Let $\Vert\cdot\Vert$ is a norm in $R^n$. Let $x_1,\dots,x_N$ non-independent Rademacher random variables random variables (variables which are uniform on $\{-1, 1\}$). . By $E$ we denote an expectation. There exists a constant $A_{p,q}$ depending only on $p,q$ such that for any vectors $u_1,\dots, u_N\in R^n$ $$ \left(E \left\Vert\sum_{i=1}^N x_iu_i\right\Vert^p\right)^\frac{1}{p}\leq A_{p,q} E \left(\left\Vert\sum_{i=1}^N x_iu_i\right\Vert^{q}\right)^{\frac 1q}, $$ for all $p,q \in [1, \infty)$. This is so called restricted Kahane's inequality.

What are possible applications of this inequality?

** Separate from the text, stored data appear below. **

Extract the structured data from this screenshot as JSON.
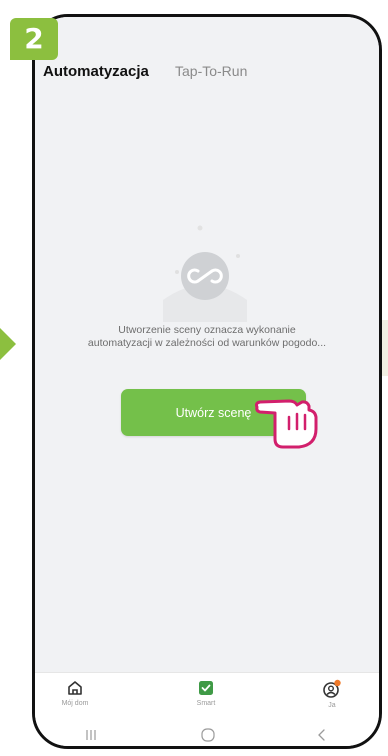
{
  "step": {
    "number": "2"
  },
  "tabs": [
    {
      "label": "Automatyzacja",
      "active": true
    },
    {
      "label": "Tap-To-Run",
      "active": false
    }
  ],
  "empty_state": {
    "icon": "scene-loop-icon",
    "line1": "Utworzenie sceny oznacza wykonanie",
    "line2": "automatyzacji w zależności od warunków pogodo..."
  },
  "create_button": {
    "label": "Utwórz scenę"
  },
  "bottom_nav": [
    {
      "label": "Mój dom",
      "icon": "home-icon",
      "active": false
    },
    {
      "label": "Smart",
      "icon": "smart-icon",
      "active": true
    },
    {
      "label": "Ja",
      "icon": "profile-icon",
      "active": false,
      "badge": true
    }
  ],
  "system_nav": [
    "recents-icon",
    "home-circle-icon",
    "back-chevron-icon"
  ],
  "colors": {
    "brand_green": "#8cbf3f",
    "button_green": "#74c04a",
    "pointer_magenta": "#d21f6c",
    "badge_orange": "#f07a2a"
  }
}
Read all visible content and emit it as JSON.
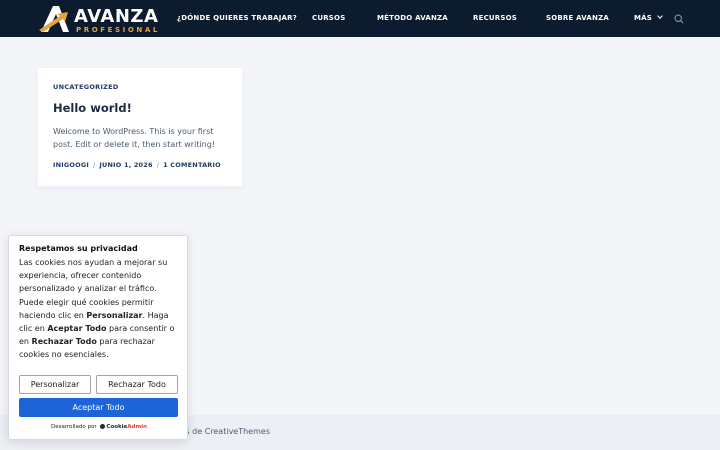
{
  "header": {
    "logo": {
      "name": "AVANZA",
      "tagline": "PROFESIONAL"
    },
    "nav": [
      {
        "label": "¿DÓNDE QUIERES TRABAJAR?"
      },
      {
        "label": "CURSOS"
      },
      {
        "label": "MÉTODO AVANZA"
      },
      {
        "label": "RECURSOS"
      },
      {
        "label": "SOBRE AVANZA"
      },
      {
        "label": "MÁS"
      }
    ],
    "icons": {
      "more": "chevron-down-icon",
      "search": "search-icon"
    }
  },
  "post": {
    "category": "UNCATEGORIZED",
    "title": "Hello world!",
    "excerpt": "Welcome to WordPress. This is your first post. Edit or delete it, then start writing!",
    "meta": {
      "author": "INIGOOGI",
      "date": "JUNIO 1, 2026",
      "comments": "1 COMENTARIO"
    }
  },
  "footer": {
    "text": "ss de CreativeThemes"
  },
  "cookie_banner": {
    "title": "Respetamos su privacidad",
    "body_1": "Las cookies nos ayudan a mejorar su experiencia, ofrecer contenido personalizado y analizar el tráfico. Puede elegir qué cookies permitir haciendo clic en ",
    "body_bold_1": "Personalizar",
    "body_2": ". Haga clic en ",
    "body_bold_2": "Aceptar Todo",
    "body_3": " para consentir o en ",
    "body_bold_3": "Rechazar Todo",
    "body_4": " para rechazar cookies no esenciales.",
    "buttons": {
      "customize": "Personalizar",
      "reject": "Rechazar Todo",
      "accept": "Aceptar Todo"
    },
    "powered_by": "Desarrollado por",
    "brand": {
      "part1": "Cookie",
      "part2": "Admin"
    },
    "colors": {
      "accept": "#1d64d8"
    }
  },
  "colors": {
    "header_bg": "#0d1b2e",
    "logo_accent": "#e8a33c",
    "page_bg": "#f3f5f8"
  }
}
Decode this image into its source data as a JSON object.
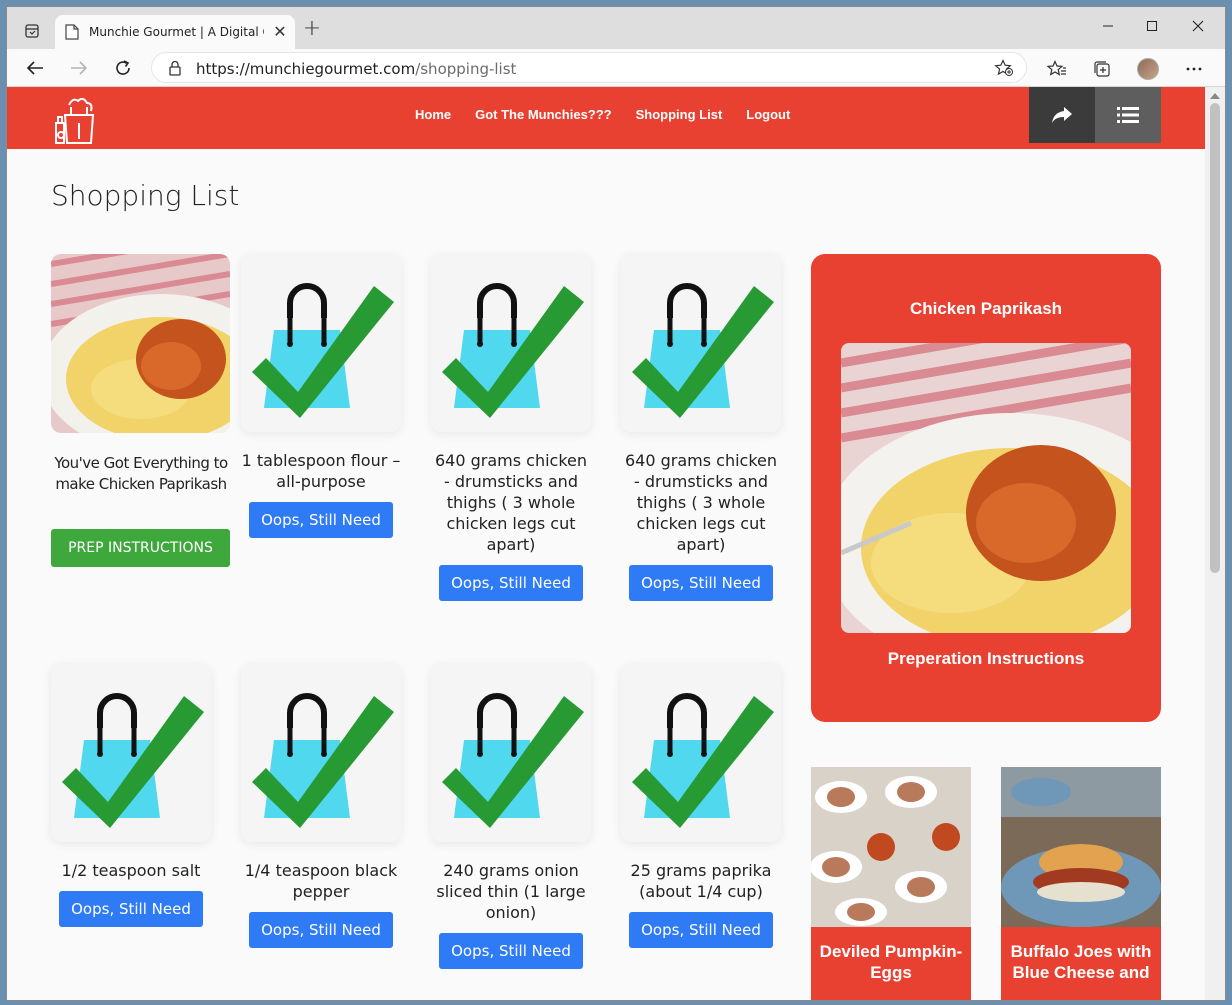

  • $\begingroup$ Certainly you need some assumption about the $x_i$. Maybe less than independence suffices but you can't let them be arbitrary. $\endgroup$ Commented Mar 29, 2018 at 19:09
  • $\begingroup$ The claim is false even for a single x, see my answer. $\endgroup$
    – Aryeh
    Commented Mar 30, 2018 at 4:55
  • 1
    $\begingroup$ Kahane's inequality asks that the $x_i$'s be Rademacher r.v.'s, i.e. uniform in $\{-1,1\}$. Without this assumption, as @Aryeh points out the statement in the question is false. $\endgroup$
    – Clement C.
    Commented Mar 30, 2018 at 17:43
  • 2
    $\begingroup$ This still doesn't make sense. For one thing the expectation sign needs to be inside the parenthesis on the right. For another the inequality still fails if you assume that $x_1, \ldots x_N$ are each Rademacher but not independent. You need to make some assumption about the dependence structure. For example the restricted Khintchine inequality considers $(x_1, \ldots, x_N)$ chosen uniformly from $\{-1,1\}^N$ such that $x_1 + \ldots + x_N = 0$. $\endgroup$ Commented Apr 3, 2018 at 5:31
  • $\begingroup$ It's been a week, and after many edits this question is still not making sense: namely, it is asking for applications of an inequality which does not hold. $\endgroup$
    – Clement C.
    Commented Apr 5, 2018 at 17:37

1 Answer 1


I don't think the claim is correct. Take $n=1$ (so the norm is just absolute value), $N=1$, and $u_1=1$. Let $X$ be any random variable with a finite first moment and infinite second moment (i.e., $E|X|=m<\infty$ while $E|X|^2=\infty$; one such example is the Pareto family https://math.stackexchange.com/questions/236181/example-of-a-general-random-variable-with-finite-mean-but-infinite-variance ). The claim would imply a finite $A_2$ for which $E|X|^2\le A_2^2 m^2$, which cannot be true.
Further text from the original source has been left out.